I am so proud of the Republican Party — so proud after watching as a Milwaukee Wisconsin audience booed Donald Trump and put Ted Cruz in his place as he stumbled through another of his now infamous xenophobic rants.
Yes, Cruz had his Rick Perry moment when he told us that he would cut five agencies, then forgot the fifth. Nervously and suddenly, he blurted out the Department of Commerce twice. Oops!
Just a few short months ago, those bigoted, red meat for the base, disparaging lines about Latinos would have garnered huge support among GOP voters. In Milwaukee last night, it seemed more like a yawn.
- Rick Sanchez
However, for me, as an American who represents 18.4 percent of our population because I also happen to be Hispanic, this debate appeared to put a dagger in the heart of single-issue candidates and voters who care not a wit about insulting Latinos.
Donald Trump, sounding as mindless as ever, reached for applause lines that never came by talking about his magical mystery wall. He then savored his next utterance almost callously as he expressed his desire to kick millions of perfectly good and decent people out of the country without even giving a thought or mention to what that would cost the American economy.
Thank God (I mean literally thank God) for John Kasich, who had the courage to say what no other candidate would.
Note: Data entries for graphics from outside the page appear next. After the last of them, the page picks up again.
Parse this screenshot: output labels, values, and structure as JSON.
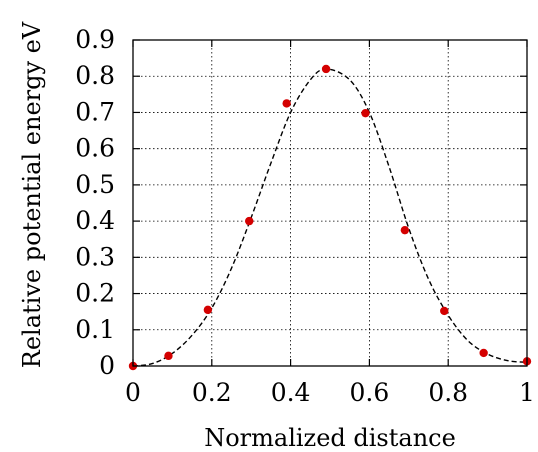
{
  "chart_data": {
    "type": "scatter",
    "xlabel": "Normalized distance",
    "ylabel": "Relative potential energy eV",
    "xlim": [
      0,
      1
    ],
    "ylim": [
      0,
      0.9
    ],
    "x_ticks": [
      "0",
      "0.2",
      "0.4",
      "0.6",
      "0.8",
      "1"
    ],
    "y_ticks": [
      "0",
      "0.1",
      "0.2",
      "0.3",
      "0.4",
      "0.5",
      "0.6",
      "0.7",
      "0.8",
      "0.9"
    ],
    "grid": true,
    "series": [
      {
        "style": "points",
        "color": "#d40000",
        "x": [
          0.0,
          0.09,
          0.19,
          0.295,
          0.39,
          0.49,
          0.59,
          0.69,
          0.79,
          0.89,
          1.0
        ],
        "y": [
          0.0,
          0.028,
          0.155,
          0.4,
          0.725,
          0.82,
          0.698,
          0.375,
          0.152,
          0.036,
          0.013
        ]
      },
      {
        "style": "dashed-line",
        "color": "#000000",
        "x": [
          0.0,
          0.05,
          0.1,
          0.15,
          0.2,
          0.25,
          0.3,
          0.35,
          0.4,
          0.45,
          0.49,
          0.55,
          0.6,
          0.65,
          0.7,
          0.75,
          0.8,
          0.85,
          0.9,
          0.95,
          1.0
        ],
        "y": [
          0.0,
          0.007,
          0.035,
          0.085,
          0.16,
          0.27,
          0.41,
          0.56,
          0.7,
          0.79,
          0.82,
          0.79,
          0.7,
          0.55,
          0.38,
          0.24,
          0.14,
          0.07,
          0.033,
          0.015,
          0.01
        ]
      }
    ]
  }
}
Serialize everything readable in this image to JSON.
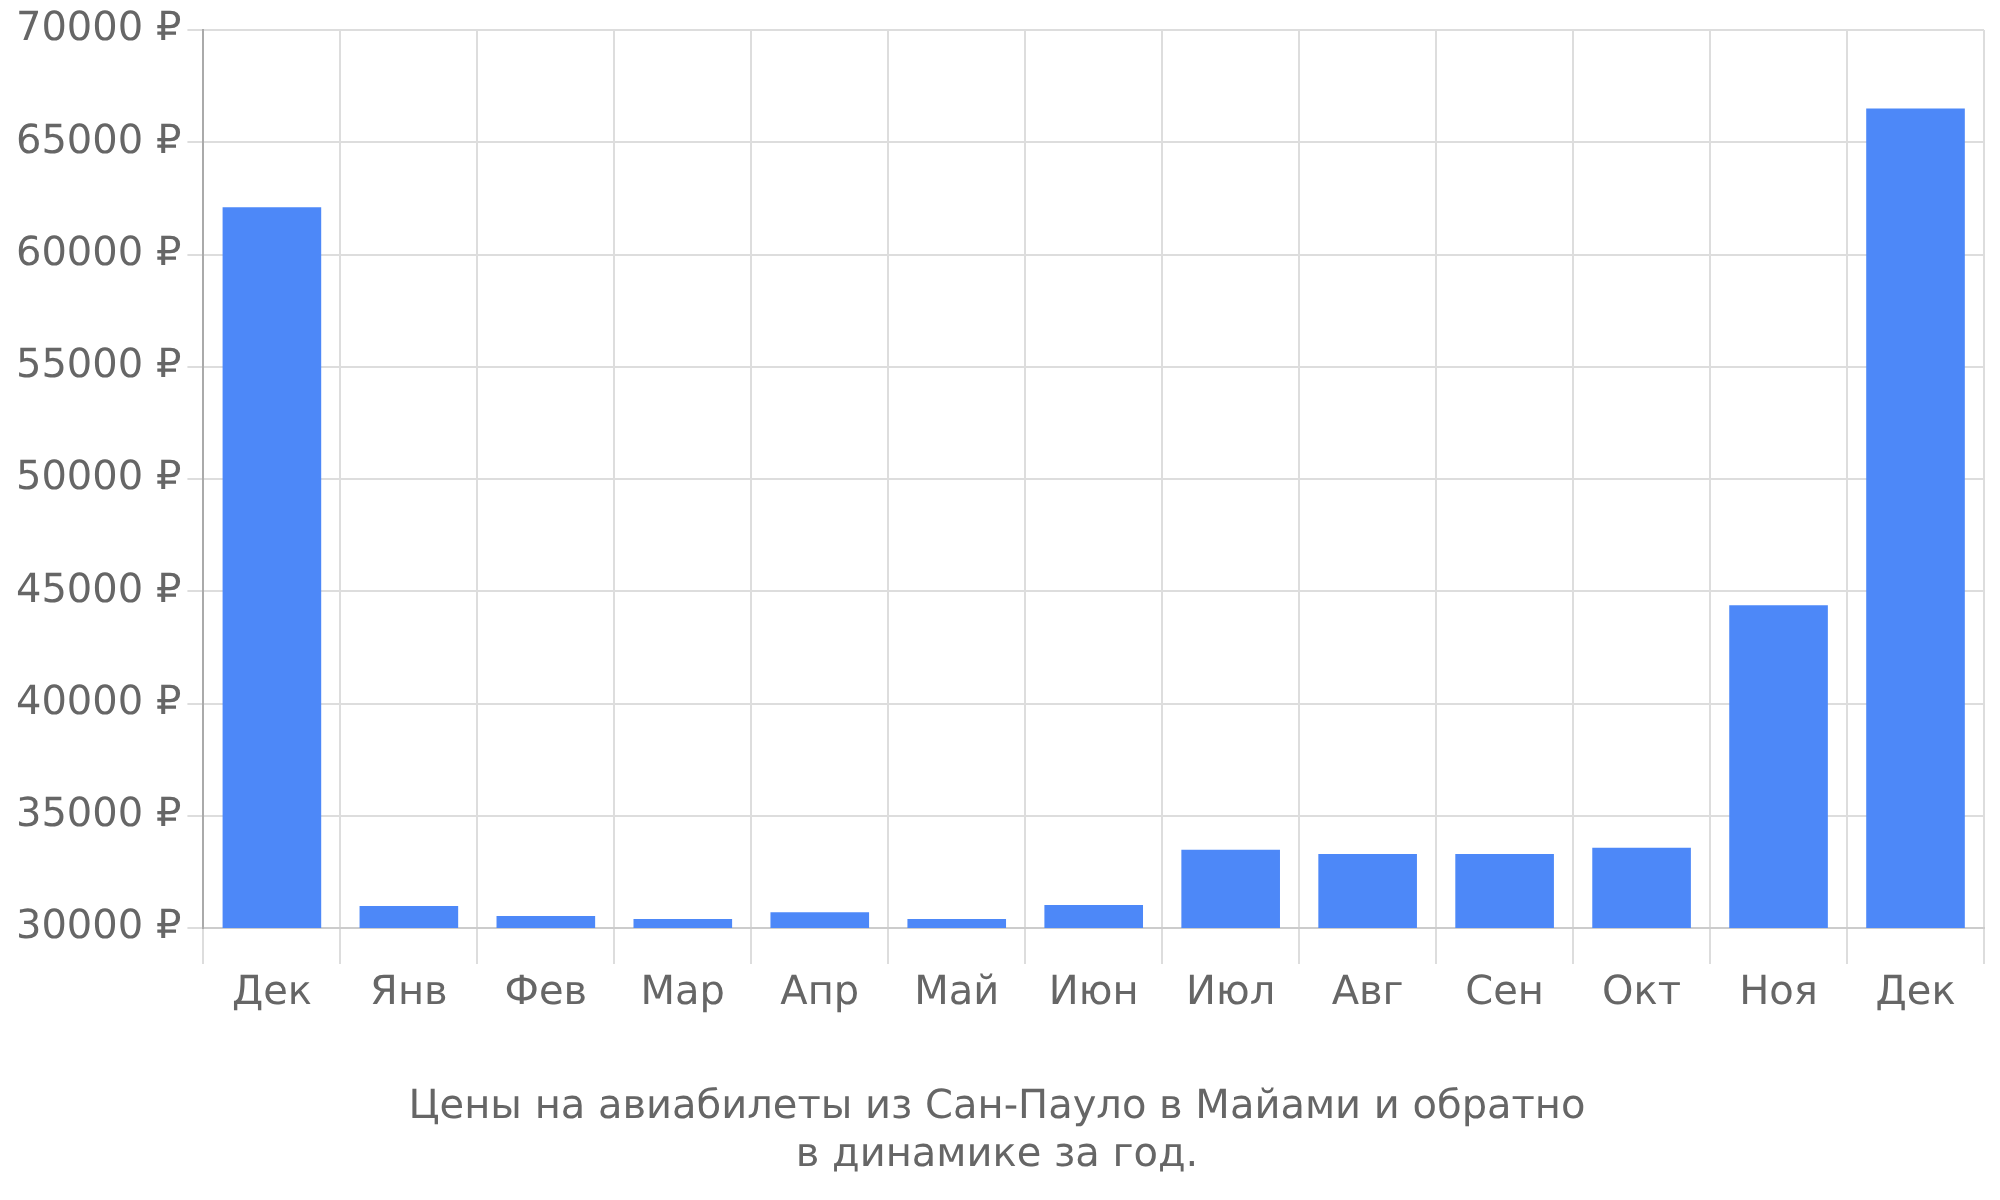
{
  "chart_data": {
    "type": "bar",
    "title": "Цены на авиабилеты из Сан-Пауло в Майами и обратно\nв динамике за год.",
    "categories": [
      "Дек",
      "Янв",
      "Фев",
      "Мар",
      "Апр",
      "Май",
      "Июн",
      "Июл",
      "Авг",
      "Сен",
      "Окт",
      "Ноя",
      "Дек"
    ],
    "values": [
      62100,
      30980,
      30540,
      30400,
      30700,
      30400,
      31030,
      33480,
      33300,
      33300,
      33570,
      44380,
      66500
    ],
    "color": "#4d88f8",
    "ylim": [
      30000,
      70000
    ],
    "yticks": [
      {
        "value": 30000,
        "label": "30000 ₽"
      },
      {
        "value": 35000,
        "label": "35000 ₽"
      },
      {
        "value": 40000,
        "label": "40000 ₽"
      },
      {
        "value": 45000,
        "label": "45000 ₽"
      },
      {
        "value": 50000,
        "label": "50000 ₽"
      },
      {
        "value": 55000,
        "label": "55000 ₽"
      },
      {
        "value": 60000,
        "label": "60000 ₽"
      },
      {
        "value": 65000,
        "label": "65000 ₽"
      },
      {
        "value": 70000,
        "label": "70000 ₽"
      }
    ],
    "grid": true
  }
}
The Ohio Governor took on the bully in the room and told him to his face how stupid it is to pretend that you can simply round up, Gestapo-like, millions of “law-abiding” people. Kasich made clear that he’s all for border security, but he’s not willing to be mean or stupid enough to base an immigration policy on bigotry just for the sake of an applause.
The irony is he may have gotten one of the biggest applause of the night for saying just the opposite. He was applauded for defending the rights of undocumented immigrants. Then, when Trump went after Kasich calling him “this guy,” the audience actually booed Donald Trump. Let me say this again, the audience actually booed Donald Trump.
Smelling blood in the water, Jeb Bush effectively joined in the Trump attack pointing out how suicidal it is politically for Republicans like Trump and Cruz to sound so bigoted toward Hispanics by threatening to kick millions of them out of the country.
"Even having this conversation sends a powerful signal,” said Bush. “They're doing high-fives in the Clinton campaign right now when they hear this. That's the problem with this.”
That’s when a completely tone-deaf Ted Cruz decided to jump in. He seemed to think that just because Trump’s (I hate Mexicans) approach failed, it didn’t mean that he couldn’t pull it off. He was wrong. After his stirring and economically ridiculous statement, which every single economist would disagree with about immigrants hurting out economy, Cruz could barely get a reaction from his audience.
It was a great night for John Kasich, a really good night for America and a fantastic night for the Republican Party. Why? Just a few short months ago, those bigoted, red meat for the base, disparaging lines about Latinos would have garnered huge support among GOP voters. In Milwaukee last night, it seemed more like a yawn.